Быстро осмотревший его хирург вызвал уролога с нефрологом, а те потребовали срочно готовить пациента к операции. Лицо его стало зеленовато-желтым. Периодически теряя сознание, он всё-таки уловил смысл последних фраз и попросил срочной эвакуации в Германию, где его вскрывали две недели назад и знали, что с чем сшили. Несмотря ни на что, он оставался на ногах и вполне сносно общался. Он даже умудрился пожать руку турку-таксисту и четко поблагодарил по-турецки «tesekkur ederem», перед тем как выйти из машины у госпиталя в Эссене.


Сутки врачи боролись с его недугом. Состояние ухудшалось с каждым часом, и его ввели в искусственную кому. Мы сидели с его сыном в предбаннике реанимации и вздрагивали при появлении каждого врача. К вечеру к нам подошли три профессора и объявили, что сделано всё возможное, но он умирает. Я начала кричать, требуя, чтобы сделали что-нибудь вплоть до удаления почки, но мне пояснили, что уже поздно. Потеряв чувство реальности, я трясла его сына за плечи и повторяла:

– Ты же родился в рубашке! Ты знаешь об этом? Твой отец не должен умереть!!!

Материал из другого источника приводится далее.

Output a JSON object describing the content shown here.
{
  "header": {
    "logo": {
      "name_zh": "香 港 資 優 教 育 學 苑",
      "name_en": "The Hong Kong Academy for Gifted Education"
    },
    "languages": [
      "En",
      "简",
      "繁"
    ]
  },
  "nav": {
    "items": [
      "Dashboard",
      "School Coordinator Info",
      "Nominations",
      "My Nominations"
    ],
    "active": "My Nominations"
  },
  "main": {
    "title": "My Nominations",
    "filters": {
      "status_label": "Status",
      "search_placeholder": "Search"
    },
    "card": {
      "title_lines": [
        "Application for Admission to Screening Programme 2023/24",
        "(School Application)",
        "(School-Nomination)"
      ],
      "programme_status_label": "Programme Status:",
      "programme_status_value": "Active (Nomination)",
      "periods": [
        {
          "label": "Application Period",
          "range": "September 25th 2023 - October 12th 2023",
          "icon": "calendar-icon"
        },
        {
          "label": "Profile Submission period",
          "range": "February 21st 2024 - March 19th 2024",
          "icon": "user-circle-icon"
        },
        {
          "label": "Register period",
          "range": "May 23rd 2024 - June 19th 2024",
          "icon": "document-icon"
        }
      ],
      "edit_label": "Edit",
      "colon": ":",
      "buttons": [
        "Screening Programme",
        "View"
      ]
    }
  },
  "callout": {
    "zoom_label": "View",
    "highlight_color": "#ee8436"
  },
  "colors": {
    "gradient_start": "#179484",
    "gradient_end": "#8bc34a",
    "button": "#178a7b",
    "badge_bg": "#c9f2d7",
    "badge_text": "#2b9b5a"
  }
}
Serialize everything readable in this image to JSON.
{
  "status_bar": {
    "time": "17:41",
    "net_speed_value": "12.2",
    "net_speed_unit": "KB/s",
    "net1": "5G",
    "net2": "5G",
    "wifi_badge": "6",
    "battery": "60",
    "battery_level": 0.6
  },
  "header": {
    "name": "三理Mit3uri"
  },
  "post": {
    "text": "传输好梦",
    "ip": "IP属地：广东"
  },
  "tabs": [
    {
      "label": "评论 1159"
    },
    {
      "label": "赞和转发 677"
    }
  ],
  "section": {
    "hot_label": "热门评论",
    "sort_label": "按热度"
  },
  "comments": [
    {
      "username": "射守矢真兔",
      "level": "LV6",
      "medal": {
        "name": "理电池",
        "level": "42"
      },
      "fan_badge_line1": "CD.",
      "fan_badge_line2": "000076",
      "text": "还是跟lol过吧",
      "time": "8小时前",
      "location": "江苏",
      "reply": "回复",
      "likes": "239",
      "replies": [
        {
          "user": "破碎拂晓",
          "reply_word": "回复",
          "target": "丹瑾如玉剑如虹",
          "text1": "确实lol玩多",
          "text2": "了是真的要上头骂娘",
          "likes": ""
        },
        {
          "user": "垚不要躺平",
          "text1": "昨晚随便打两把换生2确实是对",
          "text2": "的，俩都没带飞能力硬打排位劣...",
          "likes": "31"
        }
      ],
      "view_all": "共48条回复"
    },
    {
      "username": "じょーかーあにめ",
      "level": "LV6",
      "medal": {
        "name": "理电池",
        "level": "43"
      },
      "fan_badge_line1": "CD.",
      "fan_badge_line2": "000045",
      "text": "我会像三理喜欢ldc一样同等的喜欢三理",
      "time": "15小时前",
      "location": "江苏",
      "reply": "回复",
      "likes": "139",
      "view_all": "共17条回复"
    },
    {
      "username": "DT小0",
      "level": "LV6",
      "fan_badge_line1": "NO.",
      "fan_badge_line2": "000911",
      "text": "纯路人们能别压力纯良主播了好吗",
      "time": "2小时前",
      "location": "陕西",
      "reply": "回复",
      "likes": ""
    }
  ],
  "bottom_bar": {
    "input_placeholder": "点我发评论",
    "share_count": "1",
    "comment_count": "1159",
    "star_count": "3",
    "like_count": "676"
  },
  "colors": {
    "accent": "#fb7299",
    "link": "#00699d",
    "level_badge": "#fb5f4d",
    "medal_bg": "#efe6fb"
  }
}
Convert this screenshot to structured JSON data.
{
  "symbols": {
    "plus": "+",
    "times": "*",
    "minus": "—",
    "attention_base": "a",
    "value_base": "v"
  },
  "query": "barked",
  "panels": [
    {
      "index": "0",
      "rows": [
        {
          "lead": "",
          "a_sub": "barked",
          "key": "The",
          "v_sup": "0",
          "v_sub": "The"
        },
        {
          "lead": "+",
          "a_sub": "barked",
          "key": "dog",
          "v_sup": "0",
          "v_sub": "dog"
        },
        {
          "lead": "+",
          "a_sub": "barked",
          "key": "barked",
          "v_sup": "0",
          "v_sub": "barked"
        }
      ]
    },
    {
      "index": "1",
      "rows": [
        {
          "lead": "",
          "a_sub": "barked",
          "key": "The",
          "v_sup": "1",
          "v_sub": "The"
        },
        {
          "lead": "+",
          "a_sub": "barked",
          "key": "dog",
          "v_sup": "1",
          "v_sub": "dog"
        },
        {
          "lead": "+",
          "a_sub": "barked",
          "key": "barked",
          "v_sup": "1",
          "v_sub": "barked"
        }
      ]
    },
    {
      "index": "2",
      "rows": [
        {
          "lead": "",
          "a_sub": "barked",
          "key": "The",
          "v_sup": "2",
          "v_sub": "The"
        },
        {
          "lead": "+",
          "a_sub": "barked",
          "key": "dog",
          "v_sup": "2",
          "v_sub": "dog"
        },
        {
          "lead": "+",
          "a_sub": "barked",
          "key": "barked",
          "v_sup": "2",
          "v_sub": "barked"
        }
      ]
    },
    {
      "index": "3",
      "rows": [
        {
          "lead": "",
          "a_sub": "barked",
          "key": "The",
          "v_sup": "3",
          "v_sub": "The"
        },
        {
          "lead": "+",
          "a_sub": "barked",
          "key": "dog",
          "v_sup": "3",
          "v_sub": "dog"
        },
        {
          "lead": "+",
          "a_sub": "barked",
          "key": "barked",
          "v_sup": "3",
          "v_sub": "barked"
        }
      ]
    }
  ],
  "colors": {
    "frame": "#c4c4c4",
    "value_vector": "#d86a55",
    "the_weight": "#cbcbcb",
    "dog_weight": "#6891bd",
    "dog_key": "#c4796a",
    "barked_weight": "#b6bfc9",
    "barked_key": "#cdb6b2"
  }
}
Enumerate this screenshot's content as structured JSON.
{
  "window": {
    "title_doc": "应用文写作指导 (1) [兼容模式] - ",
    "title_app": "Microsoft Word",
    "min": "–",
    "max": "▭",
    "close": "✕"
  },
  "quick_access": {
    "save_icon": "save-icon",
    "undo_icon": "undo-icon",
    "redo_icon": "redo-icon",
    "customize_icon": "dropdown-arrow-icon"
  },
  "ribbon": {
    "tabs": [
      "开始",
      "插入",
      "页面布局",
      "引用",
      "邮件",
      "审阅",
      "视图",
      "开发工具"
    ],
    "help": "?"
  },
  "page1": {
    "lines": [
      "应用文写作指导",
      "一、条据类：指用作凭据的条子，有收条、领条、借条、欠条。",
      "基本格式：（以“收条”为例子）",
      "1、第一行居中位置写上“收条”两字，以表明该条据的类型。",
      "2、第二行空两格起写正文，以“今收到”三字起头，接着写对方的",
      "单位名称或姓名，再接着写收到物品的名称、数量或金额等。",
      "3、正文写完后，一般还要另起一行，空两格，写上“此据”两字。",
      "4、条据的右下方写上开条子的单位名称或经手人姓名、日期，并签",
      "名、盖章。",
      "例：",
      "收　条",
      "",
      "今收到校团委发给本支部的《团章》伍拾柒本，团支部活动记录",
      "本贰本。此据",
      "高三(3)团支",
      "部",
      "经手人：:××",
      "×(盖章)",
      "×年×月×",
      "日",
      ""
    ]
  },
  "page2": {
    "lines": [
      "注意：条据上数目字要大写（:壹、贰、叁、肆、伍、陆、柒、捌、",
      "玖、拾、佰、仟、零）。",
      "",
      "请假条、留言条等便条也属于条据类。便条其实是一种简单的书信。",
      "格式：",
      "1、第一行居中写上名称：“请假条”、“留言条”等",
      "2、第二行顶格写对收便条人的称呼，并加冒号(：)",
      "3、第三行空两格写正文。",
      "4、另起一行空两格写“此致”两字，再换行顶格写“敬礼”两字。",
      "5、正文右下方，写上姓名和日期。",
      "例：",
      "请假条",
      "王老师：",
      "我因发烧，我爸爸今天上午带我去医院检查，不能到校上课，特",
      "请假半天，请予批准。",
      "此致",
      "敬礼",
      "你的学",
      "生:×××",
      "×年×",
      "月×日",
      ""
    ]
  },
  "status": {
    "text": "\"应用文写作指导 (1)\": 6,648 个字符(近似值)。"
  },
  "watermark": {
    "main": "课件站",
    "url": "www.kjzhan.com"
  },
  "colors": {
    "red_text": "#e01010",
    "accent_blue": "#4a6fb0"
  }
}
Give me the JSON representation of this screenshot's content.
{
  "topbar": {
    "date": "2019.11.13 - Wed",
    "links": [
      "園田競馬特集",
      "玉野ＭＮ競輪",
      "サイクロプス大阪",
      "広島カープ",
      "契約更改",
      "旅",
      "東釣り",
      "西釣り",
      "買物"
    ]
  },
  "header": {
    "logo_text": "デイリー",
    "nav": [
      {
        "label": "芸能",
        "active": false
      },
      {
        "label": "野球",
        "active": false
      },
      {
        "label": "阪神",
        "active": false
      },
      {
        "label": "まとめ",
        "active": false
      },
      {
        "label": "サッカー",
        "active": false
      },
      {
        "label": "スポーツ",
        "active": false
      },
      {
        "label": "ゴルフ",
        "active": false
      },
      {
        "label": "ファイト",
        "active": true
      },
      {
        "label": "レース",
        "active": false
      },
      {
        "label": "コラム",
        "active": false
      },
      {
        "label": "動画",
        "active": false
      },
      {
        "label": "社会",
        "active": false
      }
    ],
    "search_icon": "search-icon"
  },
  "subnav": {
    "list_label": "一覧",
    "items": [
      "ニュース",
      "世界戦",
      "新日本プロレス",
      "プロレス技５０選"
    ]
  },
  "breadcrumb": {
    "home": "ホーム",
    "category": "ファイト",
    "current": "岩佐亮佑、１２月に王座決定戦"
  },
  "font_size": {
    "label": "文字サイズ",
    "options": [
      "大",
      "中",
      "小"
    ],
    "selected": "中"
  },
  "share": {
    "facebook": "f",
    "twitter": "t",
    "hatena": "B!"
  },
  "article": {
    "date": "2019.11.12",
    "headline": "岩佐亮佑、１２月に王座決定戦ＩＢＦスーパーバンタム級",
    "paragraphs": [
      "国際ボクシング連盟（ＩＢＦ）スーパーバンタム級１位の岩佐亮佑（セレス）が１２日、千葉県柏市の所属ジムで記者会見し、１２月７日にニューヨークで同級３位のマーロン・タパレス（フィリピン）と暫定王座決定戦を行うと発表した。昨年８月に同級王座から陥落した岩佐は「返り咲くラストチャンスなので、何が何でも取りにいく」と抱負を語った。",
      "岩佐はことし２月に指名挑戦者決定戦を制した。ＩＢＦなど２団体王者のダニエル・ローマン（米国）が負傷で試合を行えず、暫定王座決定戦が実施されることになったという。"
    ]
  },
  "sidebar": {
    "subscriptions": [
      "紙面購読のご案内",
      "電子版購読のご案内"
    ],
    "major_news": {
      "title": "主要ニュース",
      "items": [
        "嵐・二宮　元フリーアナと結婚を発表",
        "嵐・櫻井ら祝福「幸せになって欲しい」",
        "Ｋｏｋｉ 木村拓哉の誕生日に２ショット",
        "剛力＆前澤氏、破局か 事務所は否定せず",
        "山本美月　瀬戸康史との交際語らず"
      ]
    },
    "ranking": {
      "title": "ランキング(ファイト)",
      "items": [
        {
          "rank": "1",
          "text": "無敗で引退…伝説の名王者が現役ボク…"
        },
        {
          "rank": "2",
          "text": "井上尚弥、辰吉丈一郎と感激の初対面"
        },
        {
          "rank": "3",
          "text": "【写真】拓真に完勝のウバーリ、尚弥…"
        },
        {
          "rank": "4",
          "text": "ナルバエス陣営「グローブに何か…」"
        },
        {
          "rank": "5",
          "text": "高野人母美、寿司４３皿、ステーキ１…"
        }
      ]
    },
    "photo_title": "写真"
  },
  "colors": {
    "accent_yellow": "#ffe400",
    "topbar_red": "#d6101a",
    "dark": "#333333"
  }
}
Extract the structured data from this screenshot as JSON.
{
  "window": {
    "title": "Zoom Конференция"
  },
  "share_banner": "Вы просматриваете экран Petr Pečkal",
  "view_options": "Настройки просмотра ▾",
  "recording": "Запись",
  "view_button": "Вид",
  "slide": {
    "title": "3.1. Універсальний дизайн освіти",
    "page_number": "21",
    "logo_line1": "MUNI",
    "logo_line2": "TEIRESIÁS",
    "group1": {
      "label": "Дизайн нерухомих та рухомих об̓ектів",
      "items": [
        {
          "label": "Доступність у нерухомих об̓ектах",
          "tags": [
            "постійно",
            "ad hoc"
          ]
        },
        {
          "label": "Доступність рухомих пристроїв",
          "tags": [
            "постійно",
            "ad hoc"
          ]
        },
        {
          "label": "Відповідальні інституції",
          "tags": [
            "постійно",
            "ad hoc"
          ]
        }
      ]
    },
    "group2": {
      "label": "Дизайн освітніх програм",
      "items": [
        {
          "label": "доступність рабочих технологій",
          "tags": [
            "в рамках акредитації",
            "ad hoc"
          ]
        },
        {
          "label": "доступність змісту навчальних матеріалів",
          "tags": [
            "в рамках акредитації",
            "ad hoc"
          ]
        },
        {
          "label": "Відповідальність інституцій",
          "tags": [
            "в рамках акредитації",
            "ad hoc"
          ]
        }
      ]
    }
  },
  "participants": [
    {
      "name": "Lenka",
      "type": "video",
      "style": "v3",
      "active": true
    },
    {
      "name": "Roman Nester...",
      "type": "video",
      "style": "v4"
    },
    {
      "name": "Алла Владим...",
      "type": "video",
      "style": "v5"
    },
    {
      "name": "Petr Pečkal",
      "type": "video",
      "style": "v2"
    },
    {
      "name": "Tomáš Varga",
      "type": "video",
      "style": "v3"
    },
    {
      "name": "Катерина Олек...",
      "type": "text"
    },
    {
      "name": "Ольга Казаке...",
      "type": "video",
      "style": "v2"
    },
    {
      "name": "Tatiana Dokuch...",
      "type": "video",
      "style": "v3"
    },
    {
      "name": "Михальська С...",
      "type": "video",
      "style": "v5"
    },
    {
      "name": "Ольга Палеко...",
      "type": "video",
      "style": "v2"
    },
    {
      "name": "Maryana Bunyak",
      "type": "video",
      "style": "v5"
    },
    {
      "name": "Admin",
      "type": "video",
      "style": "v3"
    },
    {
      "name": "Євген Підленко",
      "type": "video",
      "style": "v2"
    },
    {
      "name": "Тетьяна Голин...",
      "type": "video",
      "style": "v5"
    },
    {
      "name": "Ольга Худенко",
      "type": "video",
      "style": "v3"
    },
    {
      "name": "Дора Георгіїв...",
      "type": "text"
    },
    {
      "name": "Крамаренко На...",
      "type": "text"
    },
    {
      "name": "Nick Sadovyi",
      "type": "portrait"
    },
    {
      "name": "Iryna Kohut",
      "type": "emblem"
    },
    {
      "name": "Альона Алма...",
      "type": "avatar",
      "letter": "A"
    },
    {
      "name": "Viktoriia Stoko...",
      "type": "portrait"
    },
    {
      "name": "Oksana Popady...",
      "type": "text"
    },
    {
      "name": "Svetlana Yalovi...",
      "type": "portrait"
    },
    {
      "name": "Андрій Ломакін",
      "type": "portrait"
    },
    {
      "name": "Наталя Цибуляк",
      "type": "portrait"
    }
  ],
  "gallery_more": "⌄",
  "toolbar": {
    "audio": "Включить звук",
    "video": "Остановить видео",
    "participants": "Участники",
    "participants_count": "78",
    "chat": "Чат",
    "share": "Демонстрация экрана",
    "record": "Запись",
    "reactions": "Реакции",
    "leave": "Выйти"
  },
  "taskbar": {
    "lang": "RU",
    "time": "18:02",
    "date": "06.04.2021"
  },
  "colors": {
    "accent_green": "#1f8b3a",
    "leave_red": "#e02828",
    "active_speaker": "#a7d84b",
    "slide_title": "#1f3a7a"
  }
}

И тут медбрат Саша – русскоговорящий немец из Бишкека – вдруг сказал:

– Ну чего вы так волнуетесь? Они его довели до такого состояния, они его и вытащат. Здесь и не такое видали. А предупреждают вас так, на всякий случай.


Ночью в палату то и дело заходили специалисты, носили мешки с кровью, подключали гирлянды капельниц и аппараты диализа, вводили катетеры, что-то подкачивали, что-то откачивали. Утром нам выдали табличку динамики показателей: ряд из них улучшился вдвое. Кризис миновал, но предстояла еще долгая борьба, самой уязвимой точкой в которой был его мозг. Его вводили в кому так интенсивно, что не было никакой гарантии сохранения памяти и других функций.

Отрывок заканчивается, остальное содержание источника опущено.